According to the Office of Fraternity and Sorority Affairs’ website, a total of 21 fraternities and three sororities have lost university recognition throughout Lehigh’s history. Twelve fraternities and one sorority lost their recognition within the last 10 years.
“I’m somewhat concerned for Lehigh Greek life,” Nikki Chellaswami, ’19 said. “I thought it was really surprising that they kicked off two houses within a semester, but this is obviously a trend that has been going on for quite some time.”
Some students feel Greek life will always be a part of the Lehigh experience.
Grace Eckstein, ’19, said despite recent conduct violations, Greek life will remain an integral aspect of the university. However, she thinks it might become less of a selling point for potential students.
In light of a changing campus culture, the Panhellenic Council is creating new policies to promote inclusion.
“Strict rules don’t work for our community,” said Molly Bankuti, the president of the council. “People can find ways to get around the rules. At Panhel, we want to change that and deal with situations from an ethical versus unethical standpoint.”
New policies and initiatives will change the recruitment process for a wider audience of women.
Up until this year, first-year students and upperclassmen were placed in the same recruitment pools. Now, a secondary quota has been put in place, meaning that sophomores and juniors who want to rush will be placed in an entirely different selection pool, so they are not competing with first-years.

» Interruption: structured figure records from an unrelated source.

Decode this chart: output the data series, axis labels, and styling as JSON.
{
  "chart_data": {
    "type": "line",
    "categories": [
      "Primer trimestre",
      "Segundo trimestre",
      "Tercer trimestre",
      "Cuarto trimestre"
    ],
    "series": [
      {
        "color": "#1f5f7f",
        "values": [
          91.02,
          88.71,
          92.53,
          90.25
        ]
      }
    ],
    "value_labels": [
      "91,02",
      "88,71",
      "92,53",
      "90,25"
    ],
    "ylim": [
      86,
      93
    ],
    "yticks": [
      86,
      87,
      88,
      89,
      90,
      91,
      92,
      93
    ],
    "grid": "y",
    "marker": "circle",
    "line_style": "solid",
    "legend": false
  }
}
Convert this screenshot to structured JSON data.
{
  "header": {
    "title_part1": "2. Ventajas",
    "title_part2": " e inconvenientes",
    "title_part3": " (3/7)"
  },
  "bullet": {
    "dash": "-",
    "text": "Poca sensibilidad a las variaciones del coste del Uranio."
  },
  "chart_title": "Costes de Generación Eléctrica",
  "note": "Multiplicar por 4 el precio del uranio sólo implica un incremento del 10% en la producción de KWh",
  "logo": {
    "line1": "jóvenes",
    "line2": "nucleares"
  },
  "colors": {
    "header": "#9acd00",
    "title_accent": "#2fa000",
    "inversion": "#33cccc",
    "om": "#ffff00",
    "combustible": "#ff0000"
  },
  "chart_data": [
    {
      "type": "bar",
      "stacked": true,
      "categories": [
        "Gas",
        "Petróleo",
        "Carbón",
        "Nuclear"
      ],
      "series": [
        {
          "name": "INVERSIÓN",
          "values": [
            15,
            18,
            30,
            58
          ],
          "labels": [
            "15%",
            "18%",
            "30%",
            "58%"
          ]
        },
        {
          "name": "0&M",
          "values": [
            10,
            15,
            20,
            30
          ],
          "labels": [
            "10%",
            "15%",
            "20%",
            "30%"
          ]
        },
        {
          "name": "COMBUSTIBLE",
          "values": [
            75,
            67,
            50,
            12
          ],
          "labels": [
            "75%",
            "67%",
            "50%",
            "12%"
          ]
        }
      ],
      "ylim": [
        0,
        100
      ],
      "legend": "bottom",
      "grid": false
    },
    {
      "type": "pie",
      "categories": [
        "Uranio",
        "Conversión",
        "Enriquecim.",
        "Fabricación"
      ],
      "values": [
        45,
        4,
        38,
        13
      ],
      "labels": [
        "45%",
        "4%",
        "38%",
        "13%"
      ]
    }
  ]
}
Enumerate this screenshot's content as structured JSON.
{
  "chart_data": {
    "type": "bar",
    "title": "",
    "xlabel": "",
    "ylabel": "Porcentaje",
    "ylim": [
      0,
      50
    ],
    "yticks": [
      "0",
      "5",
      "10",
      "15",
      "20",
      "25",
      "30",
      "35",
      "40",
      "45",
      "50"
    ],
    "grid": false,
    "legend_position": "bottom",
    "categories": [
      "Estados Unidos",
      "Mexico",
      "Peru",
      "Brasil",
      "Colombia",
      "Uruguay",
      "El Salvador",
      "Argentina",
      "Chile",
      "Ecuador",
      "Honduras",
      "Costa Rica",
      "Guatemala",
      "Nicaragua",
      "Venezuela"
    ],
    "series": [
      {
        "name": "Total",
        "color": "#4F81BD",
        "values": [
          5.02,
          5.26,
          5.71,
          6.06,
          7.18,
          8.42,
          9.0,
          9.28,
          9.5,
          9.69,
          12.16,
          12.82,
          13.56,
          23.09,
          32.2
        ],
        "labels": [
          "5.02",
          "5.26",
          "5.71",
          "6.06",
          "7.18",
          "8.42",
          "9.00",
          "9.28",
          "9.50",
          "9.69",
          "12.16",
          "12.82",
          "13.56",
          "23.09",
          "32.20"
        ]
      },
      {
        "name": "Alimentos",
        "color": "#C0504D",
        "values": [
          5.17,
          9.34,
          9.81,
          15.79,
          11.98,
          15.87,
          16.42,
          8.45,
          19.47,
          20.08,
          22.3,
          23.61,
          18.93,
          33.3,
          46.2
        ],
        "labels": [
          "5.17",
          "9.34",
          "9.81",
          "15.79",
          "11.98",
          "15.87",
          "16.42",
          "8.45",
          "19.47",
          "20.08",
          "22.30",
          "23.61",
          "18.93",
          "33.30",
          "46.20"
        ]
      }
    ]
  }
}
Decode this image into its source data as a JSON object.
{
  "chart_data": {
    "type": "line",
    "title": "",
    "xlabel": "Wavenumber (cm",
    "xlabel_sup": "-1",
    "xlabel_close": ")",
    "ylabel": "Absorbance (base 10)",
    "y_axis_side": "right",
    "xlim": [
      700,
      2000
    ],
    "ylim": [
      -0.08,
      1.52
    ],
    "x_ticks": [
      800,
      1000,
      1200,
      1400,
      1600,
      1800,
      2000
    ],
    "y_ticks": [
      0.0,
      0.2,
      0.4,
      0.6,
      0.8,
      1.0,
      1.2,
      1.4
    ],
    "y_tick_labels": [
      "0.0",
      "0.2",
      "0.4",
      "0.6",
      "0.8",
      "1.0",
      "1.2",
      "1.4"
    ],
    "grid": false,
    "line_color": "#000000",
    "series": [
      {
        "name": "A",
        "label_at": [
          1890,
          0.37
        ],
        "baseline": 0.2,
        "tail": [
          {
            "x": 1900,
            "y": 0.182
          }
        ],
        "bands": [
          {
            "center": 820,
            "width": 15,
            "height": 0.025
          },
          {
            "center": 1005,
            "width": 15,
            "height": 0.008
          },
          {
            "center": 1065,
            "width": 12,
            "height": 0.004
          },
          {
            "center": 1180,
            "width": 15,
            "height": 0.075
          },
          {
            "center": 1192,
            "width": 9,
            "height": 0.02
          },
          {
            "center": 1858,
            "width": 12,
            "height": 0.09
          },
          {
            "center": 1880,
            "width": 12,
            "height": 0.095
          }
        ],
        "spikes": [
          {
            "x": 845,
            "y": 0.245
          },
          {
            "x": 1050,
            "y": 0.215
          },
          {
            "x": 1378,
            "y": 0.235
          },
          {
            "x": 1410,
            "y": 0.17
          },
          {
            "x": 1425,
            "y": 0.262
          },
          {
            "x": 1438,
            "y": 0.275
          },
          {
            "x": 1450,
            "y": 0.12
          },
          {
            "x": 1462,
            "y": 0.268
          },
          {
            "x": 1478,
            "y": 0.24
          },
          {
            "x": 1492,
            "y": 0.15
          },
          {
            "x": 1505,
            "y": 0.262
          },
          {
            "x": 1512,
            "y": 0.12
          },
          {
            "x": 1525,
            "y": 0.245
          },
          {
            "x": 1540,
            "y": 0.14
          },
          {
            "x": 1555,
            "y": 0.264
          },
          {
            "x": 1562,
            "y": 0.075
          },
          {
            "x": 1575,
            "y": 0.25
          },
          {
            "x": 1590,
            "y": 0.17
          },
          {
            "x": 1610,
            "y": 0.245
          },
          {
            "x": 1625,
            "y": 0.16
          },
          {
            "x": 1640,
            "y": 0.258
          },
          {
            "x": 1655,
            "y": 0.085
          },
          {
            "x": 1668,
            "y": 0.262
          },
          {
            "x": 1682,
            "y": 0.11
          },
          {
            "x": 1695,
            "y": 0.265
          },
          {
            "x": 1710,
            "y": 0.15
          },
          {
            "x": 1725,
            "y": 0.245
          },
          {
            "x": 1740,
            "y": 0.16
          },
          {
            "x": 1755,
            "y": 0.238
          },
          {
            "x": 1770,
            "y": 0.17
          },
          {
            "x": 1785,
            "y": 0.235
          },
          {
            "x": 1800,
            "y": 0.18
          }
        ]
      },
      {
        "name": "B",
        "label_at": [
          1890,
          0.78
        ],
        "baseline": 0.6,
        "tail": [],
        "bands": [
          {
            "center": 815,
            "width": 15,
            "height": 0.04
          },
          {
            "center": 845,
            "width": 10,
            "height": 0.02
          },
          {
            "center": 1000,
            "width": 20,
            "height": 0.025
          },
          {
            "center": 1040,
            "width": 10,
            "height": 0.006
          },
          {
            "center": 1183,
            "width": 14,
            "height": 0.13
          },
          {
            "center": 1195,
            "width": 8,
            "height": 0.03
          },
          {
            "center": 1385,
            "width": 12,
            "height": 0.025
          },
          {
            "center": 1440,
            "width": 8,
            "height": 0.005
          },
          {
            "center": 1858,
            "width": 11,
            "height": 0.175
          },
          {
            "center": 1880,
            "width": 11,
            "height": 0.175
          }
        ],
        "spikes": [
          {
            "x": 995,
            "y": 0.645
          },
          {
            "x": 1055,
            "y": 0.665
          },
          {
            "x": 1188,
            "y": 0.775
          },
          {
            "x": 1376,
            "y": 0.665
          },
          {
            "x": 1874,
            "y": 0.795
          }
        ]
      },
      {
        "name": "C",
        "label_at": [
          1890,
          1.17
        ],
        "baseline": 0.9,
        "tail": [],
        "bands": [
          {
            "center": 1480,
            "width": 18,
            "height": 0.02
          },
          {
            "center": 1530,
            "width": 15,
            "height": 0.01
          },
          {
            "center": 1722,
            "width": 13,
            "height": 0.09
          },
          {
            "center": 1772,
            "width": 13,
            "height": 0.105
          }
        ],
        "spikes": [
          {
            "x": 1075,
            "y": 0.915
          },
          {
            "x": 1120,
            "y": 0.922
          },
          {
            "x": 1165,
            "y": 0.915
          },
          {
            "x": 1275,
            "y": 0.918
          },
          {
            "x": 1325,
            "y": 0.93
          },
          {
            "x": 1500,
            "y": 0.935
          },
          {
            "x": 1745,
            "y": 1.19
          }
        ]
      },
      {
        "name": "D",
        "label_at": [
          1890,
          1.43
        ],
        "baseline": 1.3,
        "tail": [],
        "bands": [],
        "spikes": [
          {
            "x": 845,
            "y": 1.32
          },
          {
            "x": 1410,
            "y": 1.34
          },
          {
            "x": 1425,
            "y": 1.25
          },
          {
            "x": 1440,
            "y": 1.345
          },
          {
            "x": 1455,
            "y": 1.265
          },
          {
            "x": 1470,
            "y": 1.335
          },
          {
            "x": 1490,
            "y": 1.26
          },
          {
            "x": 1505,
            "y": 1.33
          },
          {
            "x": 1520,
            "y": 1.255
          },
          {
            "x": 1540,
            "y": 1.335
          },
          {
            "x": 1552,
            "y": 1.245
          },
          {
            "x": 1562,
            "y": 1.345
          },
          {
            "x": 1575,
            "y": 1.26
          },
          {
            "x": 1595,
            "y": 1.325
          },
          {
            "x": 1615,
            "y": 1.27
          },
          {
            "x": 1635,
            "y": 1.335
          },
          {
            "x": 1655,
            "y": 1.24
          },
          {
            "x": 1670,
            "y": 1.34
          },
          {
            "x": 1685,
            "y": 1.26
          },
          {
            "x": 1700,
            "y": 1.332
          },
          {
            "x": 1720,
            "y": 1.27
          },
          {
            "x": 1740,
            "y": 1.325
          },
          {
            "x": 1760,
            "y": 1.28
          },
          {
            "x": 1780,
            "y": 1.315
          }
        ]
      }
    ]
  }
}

Panhel is also making efforts to speak with chapters about becoming more LGBTQ friendly.
“We want everyone to feel included and encourage them to rush,” Bankuti said.
In addition to the chapters vacating houses as a result of lost recognition, Kappa Delta sorority will move into House 104 in fall 2018.
Lehigh plans to knock down the current Kappa Delta house along with Trembley Park to build the Bridge West residence hall, which will house up to 750 students.
Nicole Malofsky, ’19, the president of Kappa Delta, said Lehigh gave the chapter the option to move into either the previous Kappa Sigma house or House 104, which is the current home of the Fit Living community.
“We, as a sorority, voted to move to House 104,” Malofsky said. “The location is great, it’s pretty and has a lot of history.”
Kappa Delta has prepared for the move by creating a decorating committee that current and past members can join.
Malofsky said most members feel positive about the move. Though some seniors are sentimental about leaving the previous Kappa Delta house behind, most members are looking forward to the change.